И хотя со сцены чаще звучали песенки типа:
строилось театральное здание отнюдь не легкомысленно, а по столичным и даже заграничным образцам, «как у людей», с колоннадой, музами на фронтоне и коваными фонарями на чугунных цепях. Пережив войны и исторические потрясения, театр весьма удачно вписался в новую стеклобетонную архитектуру, оставаясь излюбленной натурой для тяготеющих к классическому прошлому съемочных киногрупп. Время от времени фанерные щиты с афишами, установленные между колонами убирались, и тогда, как и сто лет назад, на широких каменных ступенях мелькали воздушные фигуры прекрасных дам и красавцев-кавалеров, каких уже не встретишь в наше обедневшее мужчинами время. Но приходила осень, киношники укрывались в павильоны, а на восстановленные щиты наклеивали новые афиши.

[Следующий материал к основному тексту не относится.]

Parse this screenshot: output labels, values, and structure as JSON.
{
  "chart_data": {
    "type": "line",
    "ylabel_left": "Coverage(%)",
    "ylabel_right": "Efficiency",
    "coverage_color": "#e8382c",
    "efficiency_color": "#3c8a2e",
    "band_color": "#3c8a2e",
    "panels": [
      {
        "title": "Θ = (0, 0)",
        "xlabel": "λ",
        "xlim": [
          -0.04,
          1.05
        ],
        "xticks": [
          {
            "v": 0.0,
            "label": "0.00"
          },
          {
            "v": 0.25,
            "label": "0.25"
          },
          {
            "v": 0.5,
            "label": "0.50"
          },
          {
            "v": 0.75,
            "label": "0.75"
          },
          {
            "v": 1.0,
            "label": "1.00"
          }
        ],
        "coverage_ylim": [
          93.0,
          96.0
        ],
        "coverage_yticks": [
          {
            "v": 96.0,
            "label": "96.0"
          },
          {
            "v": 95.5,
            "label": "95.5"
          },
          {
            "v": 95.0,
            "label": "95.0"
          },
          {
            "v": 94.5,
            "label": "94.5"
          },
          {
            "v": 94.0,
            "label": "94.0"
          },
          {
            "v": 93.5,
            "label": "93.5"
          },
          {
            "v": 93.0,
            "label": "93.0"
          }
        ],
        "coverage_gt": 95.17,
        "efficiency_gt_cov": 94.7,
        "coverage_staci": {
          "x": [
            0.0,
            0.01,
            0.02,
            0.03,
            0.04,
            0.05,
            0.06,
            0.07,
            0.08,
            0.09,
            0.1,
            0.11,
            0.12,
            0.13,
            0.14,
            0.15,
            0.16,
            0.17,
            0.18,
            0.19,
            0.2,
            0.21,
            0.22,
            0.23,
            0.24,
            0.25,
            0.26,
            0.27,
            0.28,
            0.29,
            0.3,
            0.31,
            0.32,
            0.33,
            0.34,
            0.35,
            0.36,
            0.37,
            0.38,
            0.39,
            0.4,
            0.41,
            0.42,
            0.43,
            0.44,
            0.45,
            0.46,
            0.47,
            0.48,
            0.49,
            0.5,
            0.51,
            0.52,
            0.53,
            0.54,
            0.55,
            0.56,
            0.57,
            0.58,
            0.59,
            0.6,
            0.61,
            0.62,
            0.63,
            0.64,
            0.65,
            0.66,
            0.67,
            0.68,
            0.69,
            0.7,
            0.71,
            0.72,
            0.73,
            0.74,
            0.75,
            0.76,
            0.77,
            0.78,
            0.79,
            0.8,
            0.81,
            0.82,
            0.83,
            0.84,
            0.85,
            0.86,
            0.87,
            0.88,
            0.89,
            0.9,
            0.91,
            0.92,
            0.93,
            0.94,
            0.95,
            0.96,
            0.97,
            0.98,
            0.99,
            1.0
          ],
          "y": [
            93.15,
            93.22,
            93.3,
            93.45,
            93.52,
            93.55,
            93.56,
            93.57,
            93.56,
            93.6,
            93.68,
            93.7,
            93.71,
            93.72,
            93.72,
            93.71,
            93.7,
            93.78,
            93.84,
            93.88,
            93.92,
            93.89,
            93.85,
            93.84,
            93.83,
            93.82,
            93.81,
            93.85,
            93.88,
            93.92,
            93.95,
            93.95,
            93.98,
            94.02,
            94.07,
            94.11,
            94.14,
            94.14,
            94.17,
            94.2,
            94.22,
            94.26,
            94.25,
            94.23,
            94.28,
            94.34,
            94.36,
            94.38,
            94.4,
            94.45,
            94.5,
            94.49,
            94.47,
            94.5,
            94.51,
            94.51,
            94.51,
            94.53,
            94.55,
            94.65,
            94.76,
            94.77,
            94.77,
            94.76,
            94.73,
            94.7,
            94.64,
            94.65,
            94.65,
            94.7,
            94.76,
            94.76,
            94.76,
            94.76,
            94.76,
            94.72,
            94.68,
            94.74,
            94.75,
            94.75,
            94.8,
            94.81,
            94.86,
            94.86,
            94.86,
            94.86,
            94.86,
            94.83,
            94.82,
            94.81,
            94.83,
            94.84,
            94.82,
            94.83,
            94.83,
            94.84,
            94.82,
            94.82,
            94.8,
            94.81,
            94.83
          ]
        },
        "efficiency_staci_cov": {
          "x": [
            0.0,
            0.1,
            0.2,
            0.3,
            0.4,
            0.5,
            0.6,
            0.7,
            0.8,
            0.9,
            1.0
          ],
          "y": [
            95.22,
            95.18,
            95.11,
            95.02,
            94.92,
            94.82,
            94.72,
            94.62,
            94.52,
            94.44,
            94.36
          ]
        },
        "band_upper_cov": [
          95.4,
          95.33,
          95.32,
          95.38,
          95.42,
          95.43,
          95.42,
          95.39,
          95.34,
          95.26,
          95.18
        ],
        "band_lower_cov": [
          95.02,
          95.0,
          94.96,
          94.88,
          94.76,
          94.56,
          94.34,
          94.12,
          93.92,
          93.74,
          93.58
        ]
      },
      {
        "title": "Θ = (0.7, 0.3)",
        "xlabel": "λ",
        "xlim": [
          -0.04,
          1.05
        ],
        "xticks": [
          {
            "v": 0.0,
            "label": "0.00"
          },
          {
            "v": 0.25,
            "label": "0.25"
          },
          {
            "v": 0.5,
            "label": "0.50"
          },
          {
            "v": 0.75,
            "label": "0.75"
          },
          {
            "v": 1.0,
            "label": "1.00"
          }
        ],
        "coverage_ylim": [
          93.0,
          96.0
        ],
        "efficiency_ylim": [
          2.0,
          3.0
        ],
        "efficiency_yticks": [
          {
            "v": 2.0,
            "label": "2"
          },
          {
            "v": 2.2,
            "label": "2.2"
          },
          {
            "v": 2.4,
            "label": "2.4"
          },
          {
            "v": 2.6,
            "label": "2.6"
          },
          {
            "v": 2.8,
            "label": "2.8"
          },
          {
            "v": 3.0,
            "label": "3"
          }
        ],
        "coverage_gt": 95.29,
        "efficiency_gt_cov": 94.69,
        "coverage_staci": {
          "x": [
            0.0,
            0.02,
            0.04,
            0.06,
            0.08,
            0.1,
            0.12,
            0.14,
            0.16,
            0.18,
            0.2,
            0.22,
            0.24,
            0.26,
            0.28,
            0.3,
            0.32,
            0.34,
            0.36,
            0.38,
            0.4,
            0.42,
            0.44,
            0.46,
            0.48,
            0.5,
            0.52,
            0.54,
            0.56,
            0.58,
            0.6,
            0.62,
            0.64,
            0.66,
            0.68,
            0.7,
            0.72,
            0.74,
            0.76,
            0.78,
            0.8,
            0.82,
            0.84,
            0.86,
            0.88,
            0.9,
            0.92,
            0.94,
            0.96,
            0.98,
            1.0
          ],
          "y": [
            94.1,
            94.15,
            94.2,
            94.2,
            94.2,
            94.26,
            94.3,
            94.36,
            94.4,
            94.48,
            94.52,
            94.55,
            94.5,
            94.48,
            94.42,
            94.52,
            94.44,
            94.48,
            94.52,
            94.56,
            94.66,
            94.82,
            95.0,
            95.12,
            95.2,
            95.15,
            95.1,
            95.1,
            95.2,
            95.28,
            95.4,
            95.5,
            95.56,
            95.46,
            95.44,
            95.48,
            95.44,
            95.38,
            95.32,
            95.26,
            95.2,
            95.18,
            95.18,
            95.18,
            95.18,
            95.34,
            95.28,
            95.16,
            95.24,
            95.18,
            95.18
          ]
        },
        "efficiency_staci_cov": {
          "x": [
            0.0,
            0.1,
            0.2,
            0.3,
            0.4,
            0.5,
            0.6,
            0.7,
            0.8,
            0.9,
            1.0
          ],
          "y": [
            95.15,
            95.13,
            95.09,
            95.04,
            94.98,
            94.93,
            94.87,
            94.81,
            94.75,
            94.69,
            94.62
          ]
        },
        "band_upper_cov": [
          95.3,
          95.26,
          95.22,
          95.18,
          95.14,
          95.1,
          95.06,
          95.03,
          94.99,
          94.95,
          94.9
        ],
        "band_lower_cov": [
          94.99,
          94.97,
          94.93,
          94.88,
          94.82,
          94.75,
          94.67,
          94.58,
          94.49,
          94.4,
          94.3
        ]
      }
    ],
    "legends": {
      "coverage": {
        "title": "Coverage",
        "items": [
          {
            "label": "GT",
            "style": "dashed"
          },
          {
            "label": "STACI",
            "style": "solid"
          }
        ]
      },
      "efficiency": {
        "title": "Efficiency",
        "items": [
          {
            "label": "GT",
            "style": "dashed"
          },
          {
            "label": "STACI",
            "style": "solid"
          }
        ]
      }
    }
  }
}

Одна из них оповещала о современной и модной пьесе, которая давала, как говорили, приличные сборы, не вызывая при этом осуждения подозрительных к «коммерческому» успеху знатоков. В пьесе этой у Ларисы была заметная роль, с выходами в обеих половинах. Пьеса будучи современной, состояла не из устаревших актов и картин, а из двух частей, по ходу которых для ориентировки публики над сценой зажигалось нечто вроде спортивного светового табло, оповещавшего, что происходит и где. Было это необходимо, так как декорации и костюмы не менялись, а события перемещались стремительно от Москвы до Чукотки, где герой искал счастья в жизни.